Yingxiu, no sudoeste da China e onde um quarto de sua população morreu no terremoto de Wenchuan, é hoje uma tranquila cidade turística na qual cada habitante guarda lembranças que certamente vieram à tona neste sábado, quando se completa o 10º aniversário da tragédia.
A cidade mais próxima do epicentro do tremor de magnitude 8 na escala Richter, que deixou cerca de 90 mil mortos e desaparecidos, é, à primeira vista, um bucólico vilarejo de montanha, porta de entrada para os santuários dos ursos panda de Wolong e para o turístico vale de Jiuzhaigou, mas no seu interior restam muitas cicatrizes.
O principal símbolo são as ruínas do Instituto Xuankou, conservadas no centro da cidade como um memorial, já que nas suas salas de aula morreram dezenas de crianças que assistiam a aulas quando boa parte do local desmoronou.
Diante das ruínas do que outrora foi um dos principais edifícios de Yingxiu, onde convivem as etnias han (majoritária na China), tibetana e qiang, foi instalada a rachada estátua de um relógio parado na hora da catástrofe: 14h28 de 12 de maio de 2008.
Os visitantes prestam um minuto de silêncio em frente aos destroços da escola, fazem três reverências e deixam crisântemos amarelos junto a uma enorme estátua que homenageia os heróis mortos no terremoto.

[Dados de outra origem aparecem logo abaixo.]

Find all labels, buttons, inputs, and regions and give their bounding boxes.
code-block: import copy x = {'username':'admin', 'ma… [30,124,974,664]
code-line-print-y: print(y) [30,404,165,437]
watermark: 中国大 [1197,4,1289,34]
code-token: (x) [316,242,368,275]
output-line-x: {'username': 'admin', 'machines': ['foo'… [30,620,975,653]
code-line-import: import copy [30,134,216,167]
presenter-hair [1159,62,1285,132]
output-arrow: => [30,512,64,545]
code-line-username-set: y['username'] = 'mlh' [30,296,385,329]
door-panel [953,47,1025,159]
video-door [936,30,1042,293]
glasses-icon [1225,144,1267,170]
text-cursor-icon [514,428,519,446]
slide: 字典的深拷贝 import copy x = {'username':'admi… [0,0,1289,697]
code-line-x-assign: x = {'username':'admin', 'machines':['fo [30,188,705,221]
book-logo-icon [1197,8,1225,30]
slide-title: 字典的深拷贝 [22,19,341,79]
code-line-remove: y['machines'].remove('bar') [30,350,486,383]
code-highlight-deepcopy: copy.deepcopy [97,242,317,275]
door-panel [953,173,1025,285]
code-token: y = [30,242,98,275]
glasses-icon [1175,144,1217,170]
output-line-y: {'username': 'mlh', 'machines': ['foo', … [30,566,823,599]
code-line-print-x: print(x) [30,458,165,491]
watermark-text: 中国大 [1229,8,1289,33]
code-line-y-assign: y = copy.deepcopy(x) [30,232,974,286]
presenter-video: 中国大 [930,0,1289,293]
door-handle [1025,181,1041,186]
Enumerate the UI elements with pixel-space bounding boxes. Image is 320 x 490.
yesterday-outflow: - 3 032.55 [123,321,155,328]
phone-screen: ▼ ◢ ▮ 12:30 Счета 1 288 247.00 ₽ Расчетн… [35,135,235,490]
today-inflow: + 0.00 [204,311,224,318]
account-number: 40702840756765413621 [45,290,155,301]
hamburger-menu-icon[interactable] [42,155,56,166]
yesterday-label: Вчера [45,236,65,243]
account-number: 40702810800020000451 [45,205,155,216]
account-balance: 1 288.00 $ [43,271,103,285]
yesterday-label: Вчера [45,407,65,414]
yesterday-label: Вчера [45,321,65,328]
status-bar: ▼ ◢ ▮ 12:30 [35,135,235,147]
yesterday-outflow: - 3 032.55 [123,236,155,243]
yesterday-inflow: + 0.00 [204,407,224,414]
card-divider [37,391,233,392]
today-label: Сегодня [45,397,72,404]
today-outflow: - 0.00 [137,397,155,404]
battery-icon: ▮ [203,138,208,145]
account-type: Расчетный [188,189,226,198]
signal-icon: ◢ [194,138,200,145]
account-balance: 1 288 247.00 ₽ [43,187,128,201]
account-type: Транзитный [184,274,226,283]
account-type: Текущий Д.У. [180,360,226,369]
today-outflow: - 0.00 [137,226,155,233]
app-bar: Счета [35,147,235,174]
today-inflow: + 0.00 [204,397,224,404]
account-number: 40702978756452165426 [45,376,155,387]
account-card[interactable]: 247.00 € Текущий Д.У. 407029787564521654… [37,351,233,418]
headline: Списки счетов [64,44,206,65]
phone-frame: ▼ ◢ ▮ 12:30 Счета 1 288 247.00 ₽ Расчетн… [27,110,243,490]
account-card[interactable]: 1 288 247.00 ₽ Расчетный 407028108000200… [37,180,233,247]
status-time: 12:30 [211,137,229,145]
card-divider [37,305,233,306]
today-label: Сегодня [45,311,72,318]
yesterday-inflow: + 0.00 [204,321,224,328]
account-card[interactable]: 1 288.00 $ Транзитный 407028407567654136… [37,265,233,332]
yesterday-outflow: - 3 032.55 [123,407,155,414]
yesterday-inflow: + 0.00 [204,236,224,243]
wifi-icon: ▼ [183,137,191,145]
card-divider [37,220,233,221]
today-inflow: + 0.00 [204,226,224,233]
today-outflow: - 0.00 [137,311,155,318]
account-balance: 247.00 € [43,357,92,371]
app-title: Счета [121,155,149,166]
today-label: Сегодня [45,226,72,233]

Na escola morreu um dos três filhos de Zhou Zhenyong, que antes do tremor era uma humilde camponesa em uma aldeia próxima e hoje tem um restaurante para turistas. Ela se desfaz em sorrisos para os clientes, mas quando ouve falar do terremoto, não consegue conter as lágrimas.
“Às vezes dizia ao meu marido para irmos para outro país. Este é o lugar de nossas lembranças mais felizes, mas também das mais amargas”, contou Zhou à Agência EFE depois de mostrar fotos do filho falecido, o mais novo de três, e dos colegas de classe, cujas vidas também foram tiradas pelo terremoto.
Zhou afirmou que sua família fez muitos sacrifícios para ter esse terceiro filho – a lei do filho único impunha multas às famílias das zonas rurais com mais de duas crianças -, mas decidiu criá-lo, e agora parte dela se sente culpada.
“Hoje ele teria 21 anos”, lembrou.
O terremoto matou 2,5 mil dos 10 mil moradores de Yingxiu, e muitos dos corpos repousam em um cemitério próximo da cidade, onde nas lápides aparecem seus nomes, mas as fotos de apenas dezenas deles, todos soldados do exército.
Nem todos estão lá, já que alguns desapareceram sob escombros e deslizamentos de terra, como o avô de Bi Yaohong, uma tibetana que gerencia uma pequena pensão às margens do rio, muito perto das ruínas da colina.
“Quando ocorreu o terremoto, pensei que um caminhão tinha tombado na estrada. Minha casa e todas as dos arredores caíram”, relatou Bi, cujo avô estava naquele dia trabalhando nas obras de uma estrada e ficou soterrado.
Muitos dos camponeses de Yingxiu se transformaram em hoteleiros, com ajudas do governo, e agora vivem do turismo, que segundo Zhou não foi intenso nos últimos anos, embora recentemente os moradores tenham sido ajudados pela visita do presidente da China, Xi Jinping.
Esse acontecimento parece ter estimulado a chegada de outros, como Dou Deping, um professor de Psicologia que participa nestes dias de conferências na cidade para estudar a recuperação emocional das vítimas de desastres naturais.
“As ruínas nos lembram que os humanos temos que construir uma relação mais harmoniosa com a natureza, respeitá-la e conviver com ela”, declarou Dou, que considera que os moradores de Yingxiu “são tão fortes quanto essa natureza e souberam se recuperar após a dor”.
Ma Qianhua, um senhor de 73 anos que perdeu o pai e a casa, disse à EFE, sentado em um banco perto da ponte que leva às ruínas da escola, que prefere deixar as más lembranças para trás, sem fazer muitas homenagens.
“Por mais que os sobreviventes homenageiem os falecidos, estes não voltarão“, afirmou ele, com mais singeleza que amargura. Com pragmatismo chinês, Ma acrescentou que, uma década depois da catástrofe, se sente “feliz e com uma vida estável, graças à pensão do governo”.